Mary Anne “Molly” Phelan, 38
“I want to make Uptown the Midwest capital for live entertainment,” says Phelan, an attorney with the property-tax law firm Kearney & Phelan. Think Beale Street in Memphis, she says. “We’ve got the infrastructure here. We have large theaters: the Uptown, Aragon and Riviera. We also have smaller places like the Green Mill and Kinetic Playground. Uptown has the ability to compete on a national level with Austin, Nashville and even New York City. The problem is that no one has crystallized this vision and marketed Uptown as an entertainment center.
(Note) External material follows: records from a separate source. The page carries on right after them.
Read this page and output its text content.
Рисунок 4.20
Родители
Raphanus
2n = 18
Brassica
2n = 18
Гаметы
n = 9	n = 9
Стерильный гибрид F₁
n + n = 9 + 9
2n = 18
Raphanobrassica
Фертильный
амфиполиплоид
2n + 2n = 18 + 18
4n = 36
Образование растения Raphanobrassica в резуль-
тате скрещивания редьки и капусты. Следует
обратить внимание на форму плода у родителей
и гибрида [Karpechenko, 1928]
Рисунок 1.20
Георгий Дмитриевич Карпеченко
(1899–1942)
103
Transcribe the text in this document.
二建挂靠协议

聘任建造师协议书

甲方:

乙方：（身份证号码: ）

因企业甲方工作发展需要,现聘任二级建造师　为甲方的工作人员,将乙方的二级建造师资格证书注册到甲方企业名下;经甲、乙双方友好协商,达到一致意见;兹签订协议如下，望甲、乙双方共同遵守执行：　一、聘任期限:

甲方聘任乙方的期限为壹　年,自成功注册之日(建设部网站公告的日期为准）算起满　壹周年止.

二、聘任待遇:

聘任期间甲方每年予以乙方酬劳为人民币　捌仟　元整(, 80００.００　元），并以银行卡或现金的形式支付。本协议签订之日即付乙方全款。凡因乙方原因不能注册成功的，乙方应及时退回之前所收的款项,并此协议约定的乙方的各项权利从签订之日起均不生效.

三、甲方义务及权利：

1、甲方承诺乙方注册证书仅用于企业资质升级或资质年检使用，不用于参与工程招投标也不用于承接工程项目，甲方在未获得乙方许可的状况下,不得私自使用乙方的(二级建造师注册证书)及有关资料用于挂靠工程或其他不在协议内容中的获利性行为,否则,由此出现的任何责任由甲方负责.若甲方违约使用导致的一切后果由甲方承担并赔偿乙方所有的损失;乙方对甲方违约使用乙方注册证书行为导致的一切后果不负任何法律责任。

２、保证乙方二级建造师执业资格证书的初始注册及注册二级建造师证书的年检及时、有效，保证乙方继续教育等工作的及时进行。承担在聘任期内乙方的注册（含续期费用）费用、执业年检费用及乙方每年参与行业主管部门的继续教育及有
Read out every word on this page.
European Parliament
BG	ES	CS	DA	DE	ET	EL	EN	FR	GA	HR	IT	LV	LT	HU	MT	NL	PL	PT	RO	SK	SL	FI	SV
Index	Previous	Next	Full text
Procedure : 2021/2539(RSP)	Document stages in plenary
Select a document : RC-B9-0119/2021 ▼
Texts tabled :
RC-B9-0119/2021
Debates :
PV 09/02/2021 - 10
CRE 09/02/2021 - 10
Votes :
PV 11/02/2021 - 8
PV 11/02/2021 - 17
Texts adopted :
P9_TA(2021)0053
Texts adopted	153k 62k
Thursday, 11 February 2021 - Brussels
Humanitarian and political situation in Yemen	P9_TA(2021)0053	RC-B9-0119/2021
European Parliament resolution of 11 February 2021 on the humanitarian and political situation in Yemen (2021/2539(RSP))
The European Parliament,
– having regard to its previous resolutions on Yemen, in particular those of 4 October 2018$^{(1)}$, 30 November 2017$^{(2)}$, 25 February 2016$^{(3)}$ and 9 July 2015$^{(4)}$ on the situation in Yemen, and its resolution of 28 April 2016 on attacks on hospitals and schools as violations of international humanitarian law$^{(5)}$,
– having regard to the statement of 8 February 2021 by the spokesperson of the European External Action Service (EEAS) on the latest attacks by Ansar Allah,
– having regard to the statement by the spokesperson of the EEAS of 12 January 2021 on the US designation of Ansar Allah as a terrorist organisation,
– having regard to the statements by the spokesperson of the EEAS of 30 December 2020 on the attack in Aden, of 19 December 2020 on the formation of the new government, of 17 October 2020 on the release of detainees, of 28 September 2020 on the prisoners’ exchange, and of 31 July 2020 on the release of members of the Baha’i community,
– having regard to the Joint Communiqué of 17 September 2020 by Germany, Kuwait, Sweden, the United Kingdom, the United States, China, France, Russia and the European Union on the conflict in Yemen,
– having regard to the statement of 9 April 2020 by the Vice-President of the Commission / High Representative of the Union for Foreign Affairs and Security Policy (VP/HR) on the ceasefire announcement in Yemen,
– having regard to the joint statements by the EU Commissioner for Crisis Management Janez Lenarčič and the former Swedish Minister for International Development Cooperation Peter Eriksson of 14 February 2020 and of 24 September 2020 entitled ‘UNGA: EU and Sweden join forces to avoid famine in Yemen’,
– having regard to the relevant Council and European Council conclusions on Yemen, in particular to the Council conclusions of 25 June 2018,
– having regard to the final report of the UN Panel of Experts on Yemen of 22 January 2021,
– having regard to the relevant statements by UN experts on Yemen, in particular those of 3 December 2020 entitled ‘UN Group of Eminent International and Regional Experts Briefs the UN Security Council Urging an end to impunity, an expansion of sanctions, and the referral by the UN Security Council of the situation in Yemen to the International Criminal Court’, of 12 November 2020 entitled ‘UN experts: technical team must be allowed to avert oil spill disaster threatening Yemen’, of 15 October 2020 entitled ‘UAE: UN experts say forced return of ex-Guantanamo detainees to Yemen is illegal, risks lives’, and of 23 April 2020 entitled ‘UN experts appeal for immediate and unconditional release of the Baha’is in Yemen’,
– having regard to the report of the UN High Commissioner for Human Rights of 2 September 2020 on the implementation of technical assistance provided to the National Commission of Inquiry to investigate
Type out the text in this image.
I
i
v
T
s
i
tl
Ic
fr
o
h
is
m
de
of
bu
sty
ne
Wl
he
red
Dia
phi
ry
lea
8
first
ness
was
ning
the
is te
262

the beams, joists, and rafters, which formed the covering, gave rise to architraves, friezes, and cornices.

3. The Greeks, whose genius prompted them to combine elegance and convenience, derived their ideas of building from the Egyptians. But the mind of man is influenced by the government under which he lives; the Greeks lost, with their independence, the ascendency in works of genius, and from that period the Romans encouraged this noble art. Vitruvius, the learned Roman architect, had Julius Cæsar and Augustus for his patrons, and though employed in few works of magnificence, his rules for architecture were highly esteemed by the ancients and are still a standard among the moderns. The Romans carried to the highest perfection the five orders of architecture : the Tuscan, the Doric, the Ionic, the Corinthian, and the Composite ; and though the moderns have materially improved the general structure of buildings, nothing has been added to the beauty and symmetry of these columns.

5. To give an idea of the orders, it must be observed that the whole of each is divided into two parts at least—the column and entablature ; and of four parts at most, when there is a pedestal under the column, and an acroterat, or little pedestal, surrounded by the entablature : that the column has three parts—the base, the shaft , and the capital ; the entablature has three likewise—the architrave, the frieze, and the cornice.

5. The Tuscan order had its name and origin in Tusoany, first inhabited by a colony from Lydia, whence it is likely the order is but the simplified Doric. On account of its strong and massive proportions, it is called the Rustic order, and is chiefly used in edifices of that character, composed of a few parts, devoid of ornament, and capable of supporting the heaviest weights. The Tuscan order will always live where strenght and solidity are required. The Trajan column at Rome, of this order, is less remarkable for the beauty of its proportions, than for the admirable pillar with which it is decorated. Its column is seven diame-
It could bring so many jobs to the neighborhood and business interest that could really revitalize this area.”

Emily Stewart, 30
This corporate finance attorney sees the city’s budget as the starting point for solving ward-specific problems. “Citywide, we’re 2,300 police officers short. We have seen a spike in violent crime in Uptown because police resources are being shuffled to other neighborhoods. To help alleviate that problem, we need a forensic audit to determine whether there’s misallocation of funds. Also, I’m proposing zero-based budgeting: Instead of relying on last year’s budget to determine what this year’s budget should be, we need to build from the ground up. For instance, are we budgeting for a million envelopes when we’re only using 500,000? With the money saved, we can look to hire additional police officers.”

James Cappleman, 58
Cappleman went up against longtime alderman Helen Shiller in the 2007 election, losing by only a few hundred votes. Unlike Shiller, who some say advanced affordable housing in Uptown to a fault, this social worker envisions more mixed-income residential developments based on his belief in “evidence-based best practices.” “I’m certainly for affordable housing,” he says, “but research says there are standards. [The Department of Housing and Urban Development] suggests housing should be placed in areas where the poverty rate is lower, around 20 to 25 percent. The housing should be a mix of low income, affordable and market rate.”